Nurse Kellye was never given a consistent first and last name; fans have cobbled “Kellye Yamato” together from various credits. Actor Kellye Nakahara inspired her first name, and in at least one episode the character is credited as Lt. Nakahara. It seems as though, as happened more and more on MASH as time went on, the character Kellye and the real person Kellye were almost indistinguishable from each other.
It also seems as though the real person Kellye was worth immortalizing. After “Hey, Look Me Over,” in which the lieutenant scolds Hawkeye for never seeing her as an exciting love interest like the other nurses, Nakahara began getting fan mail. In a 2016 interview, she said, “I have people coming up to me that say… you’re the first role model that I have of an Asian that wasn’t portrayed as an Asian, just as a person.” She went on to describe the pot-luck dinners she hosted for the cast. (I’m linking the interview, very worthwhile: xxx but since Tumblr is bad with links, it’s also easy to search for “Kellye Nakahara NPR” in case it doesn’t show up here.)

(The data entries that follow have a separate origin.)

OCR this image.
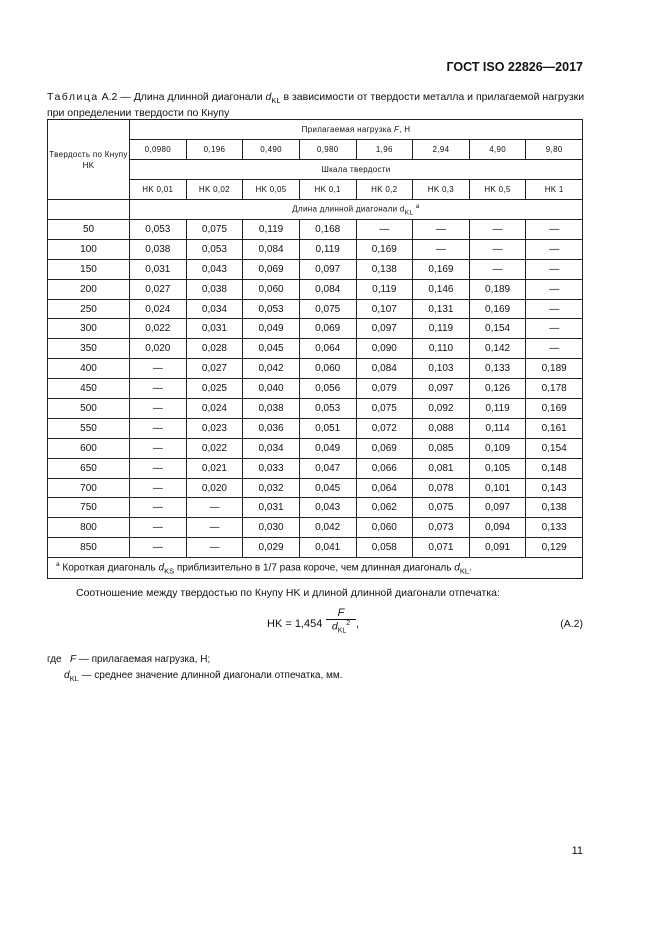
ГОСТ ISO 22826—2017
Таблица А.2 — Длина длинной диагонали $d_{KL}$ в зависимости от твердости металла и прилагаемой нагрузки при определении твердости по Кнупу
Твердость по Кнупу HK	Прилагаемая нагрузка F, Н							
	0,0980	0,196	0,490	0,980	1,96	2,94	4,90	9,80
	Шкала твердости							
	HK 0,01	HK 0,02	HK 0,05	HK 0,1	HK 0,2	HK 0,3	HK 0,5	HK 1
	Длина длинной диагонали $d_{KL}$ $^a$
50	0,053	0,075	0,119	0,168	—	—	—	—
100	0,038	0,053	0,084	0,119	0,169	—	—	—
150	0,031	0,043	0,069	0,097	0,138	0,169	—	—
200	0,027	0,038	0,060	0,084	0,119	0,146	0,189	—
250	0,024	0,034	0,053	0,075	0,107	0,131	0,169	—
300	0,022	0,031	0,049	0,069	0,097	0,119	0,154	—
350	0,020	0,028	0,045	0,064	0,090	0,110	0,142	—
400	—	0,027	0,042	0,060	0,084	0,103	0,133	0,189
450	—	0,025	0,040	0,056	0,079	0,097	0,126	0,178
500	—	0,024	0,038	0,053	0,075	0,092	0,119	0,169
550	—	0,023	0,036	0,051	0,072	0,088	0,114	0,161
600	—	0,022	0,034	0,049	0,069	0,085	0,109	0,154
650	—	0,021	0,033	0,047	0,066	0,081	0,105	0,148
700	—	0,020	0,032	0,045	0,064	0,078	0,101	0,143
750	—	—	0,031	0,043	0,062	0,075	0,097	0,138
800	—	—	0,030	0,042	0,060	0,073	0,094	0,133
850	—	—	0,029	0,041	0,058	0,071	0,091	0,129
$^a$ Короткая диагональ $d_{KS}$ приблизительно в 1/7 раза короче, чем длинная диагональ $d_{KL}$.								
Соотношение между твердостью по Кнупу HK и длиной длинной диагонали отпечатка:
HK = 1,454
F
$d_{KL}^2$ ,	(А.2)
где F — прилагаемая нагрузка, Н;
$d_{KL}$ — среднее значение длинной диагонали отпечатка, мм.
11
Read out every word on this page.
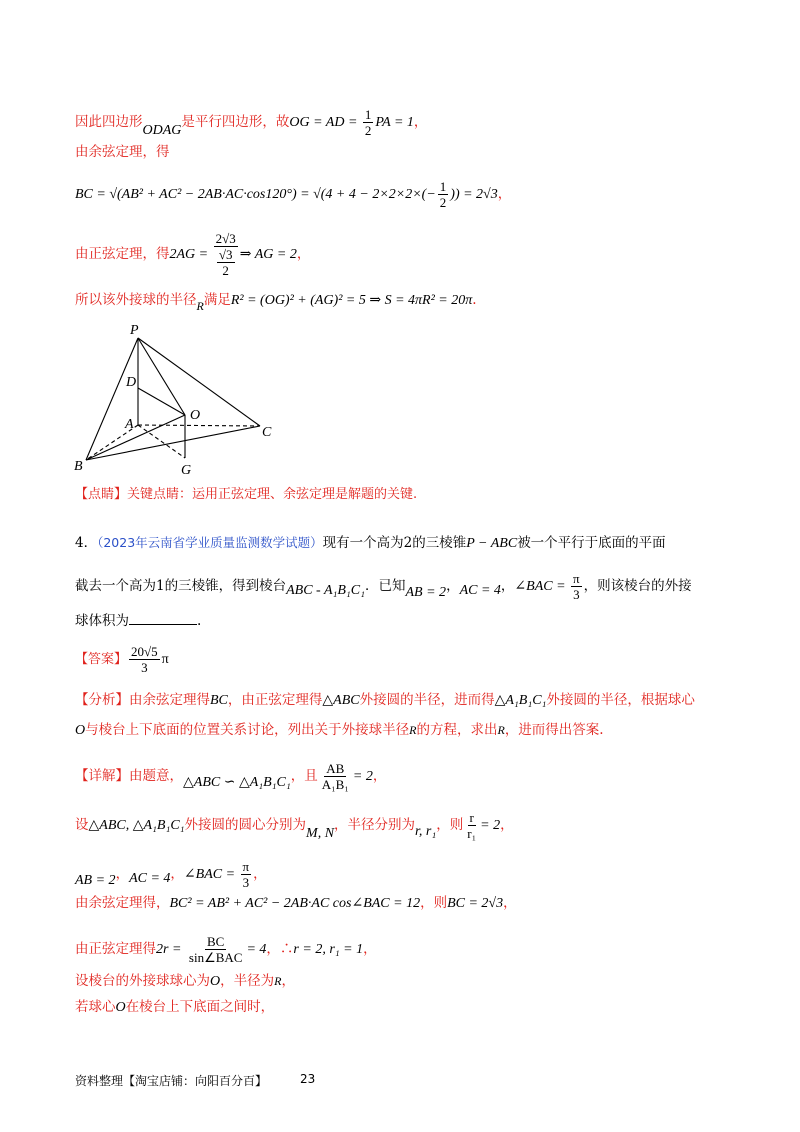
因此四边形ODAG是平行四边形，故OG = AD = $\frac{1}{2}$ PA = 1，
由余弦定理，得
BC = $√(AB^2 + AC^2 - 2AB\cdot AC\cdot\cos 120^\circ) = √(4 + 4 - 2\times 2\times 2\times(- \frac{1}{2}$ )) = 2√3，
由正弦定理，得$2AG = \frac{2√3}{\frac{√3}{2}}$ ⇒ AG = 2，
所以该外接球的半径R满足R² = (OG)² + (AG)² = 5 ⇒ S = 4πR² = 20π.
P
D
O
A
C
B	G
【点睛】关键点睛：运用正弦定理、余弦定理是解题的关键.
4．（2023年云南省学业质量监测数学试题）现有一个高为2的三棱锥P − ABC被一个平行于底面的平面
截去一个高为1的三棱锥，得到棱台ABC - A₁B₁C₁．已知AB = 2，AC = 4，∠BAC = $\frac{\pi}{3}$ ，则该棱台的外接
球体积为	.
【答案】 $\frac{20√5}{3}$ π
【分析】由余弦定理得BC，由正弦定理得△ABC外接圆的半径，进而得△A₁B₁C₁外接圆的半径，根据球心
O与棱台上下底面的位置关系讨论，列出关于外接球半径R的方程，求出R，进而得出答案.
【详解】由题意，△ABC ∽ △A₁B₁C₁，且 $\frac{AB}{\text{A₁B₁}} = 2$，
设△ABC, △A₁B₁C₁外接圆的圆心分别为M, N，半径分别为r, r₁，则 $\frac{r}{\text{r₁}} = 2$，
AB = 2，AC = 4，∠BAC = $\frac{\pi}{3}$ ，
由余弦定理得，BC² = AB² + AC² − 2AB·AC cos∠BAC = 12，则BC = 2√3，
由正弦定理得$2r = \frac{BC}{\text{sin∠BAC}} = 4$，∴r = 2, r₁ = 1，
设棱台的外接球球心为O，半径为R，
若球心O在棱台上下底面之间时，
资料整理【淘宝店铺：向阳百分百】	23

A year ago I wrote about Lieutenant Dish, the nurse Hawkeye uses as a sexual pawn in both the movie and the TV pilot. She had no real personality, and her character was symptomatic of MASH’s sexism in the early years. Part of Kellye’s triumph in season 11 is that she shows herself to be the anti-Dish: developed, genuine, autonomous, and strong. When she angrily rattles off the list of her attributes, we cheer her on—she is a terrific dancer; she does have a great sense of humor. Kellye is adorable, not as an object, but in the best sense of the word. Many fans, luckily, make sure she is rightfully adored.